April 2019 im Sinne eines Freispruchs zu revidieren, das gegen sie verhängte
Berufsverbot als Dolmetscherin sei aufzuheben und es sei ihr ein Schmerzensgeld
in einer Mindesthöhe von CHF 12'000.– auszurichten. Dies alles ohne Kostenfolge
für sie.
Die
Verfahrensleiterin des Appellationsgerichts hat mit Verfügung vom 9. Juli 2021
die Akten des Verfahrens SB.2016.61 beigezogen (nachfolgend mit «Akten» zitiert).

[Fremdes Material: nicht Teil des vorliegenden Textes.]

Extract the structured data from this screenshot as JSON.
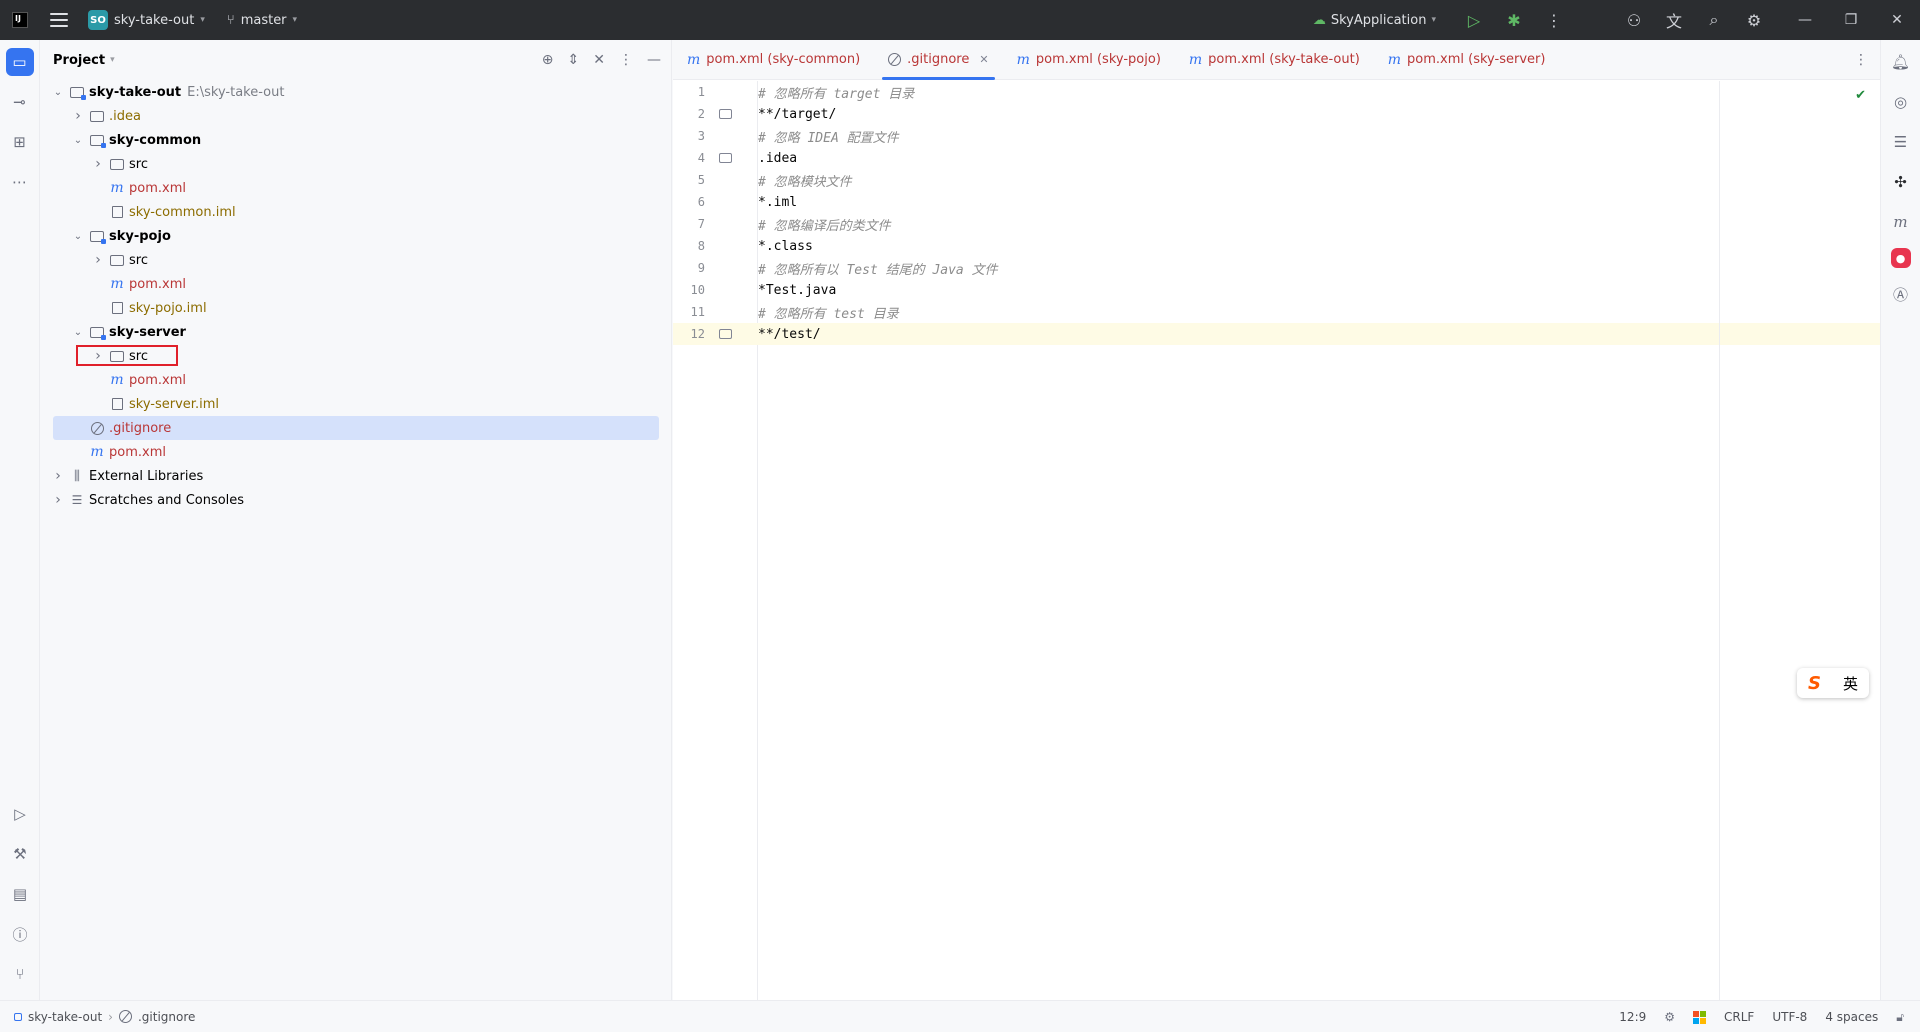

Der vorliegende Entscheid ist im schriftlichen Verfahren ergangen.
Erwägungen
Erwägungen
1.
1.1
Nach
Art. 411 Abs. 1 der Schweizerischen Strafprozessordnung (StPO; SR 312.0)
ist zur Beurteilung von Revisionsgesuchen das Berufungsgericht zuständig. In
Basel-Stadt hat das Appellationsgericht diese Funktion inne, wobei zum
Entscheid über Revisionsgesuche betreffend Urteile eines Dreiergerichts des
Appellationsgerichts ebenfalls das Dreiergericht zuständig ist (§ 92 Abs. 1
Ziff. 3 des Gerichtsorganisationsgesetzes [GOG, SG 154.100]). Für die
Zusammensetzung des Gerichts ist die Vorschrift von Art. 21 Abs. 3 StPO zu
beachten, wonach Mitglieder des im Hauptverfahren entscheidenden
Berufungsgerichts nicht im gleichen Fall als Revisionsrichterinnen und
Revisionsrichter tätig sein dürfen (vgl. statt vieler AGE DGS.2019.25 vom
28.
Januar 2020 E.1.1).
1.2
Die
Gesuchstellerin ist durch das rechtskräftige Urteil vom 12. April 2019
beschwert und damit zur Stellung eines Revisionsgesuchs legitimiert
(Art. 410 Abs. 1 StPO). Revisionsgesuche sind – abgesehen von
bestimmten, hier nicht interessierenden Ausnahmen – an keine Frist gebunden
(Art. 411 Abs. 2 StPO).
1.3
Revisionsgesuche
sind schriftlich und begründet einzureichen, wobei nach Art. 411
Abs. 1 StPO die angerufenen Revisionsgründe im Gesuch zu bezeichnen und zu
belegen sind. Dabei ist einerseits klar anzugeben, in welchen Punkten ein
Urteil angezweifelt wird und sind andererseits die Revisionsgründe spezifiziert
darzulegen sowie die Beweismittel anzuführen, welche diese belegen sollen (Heer, in: Basler Kommentar, 2. Aufl.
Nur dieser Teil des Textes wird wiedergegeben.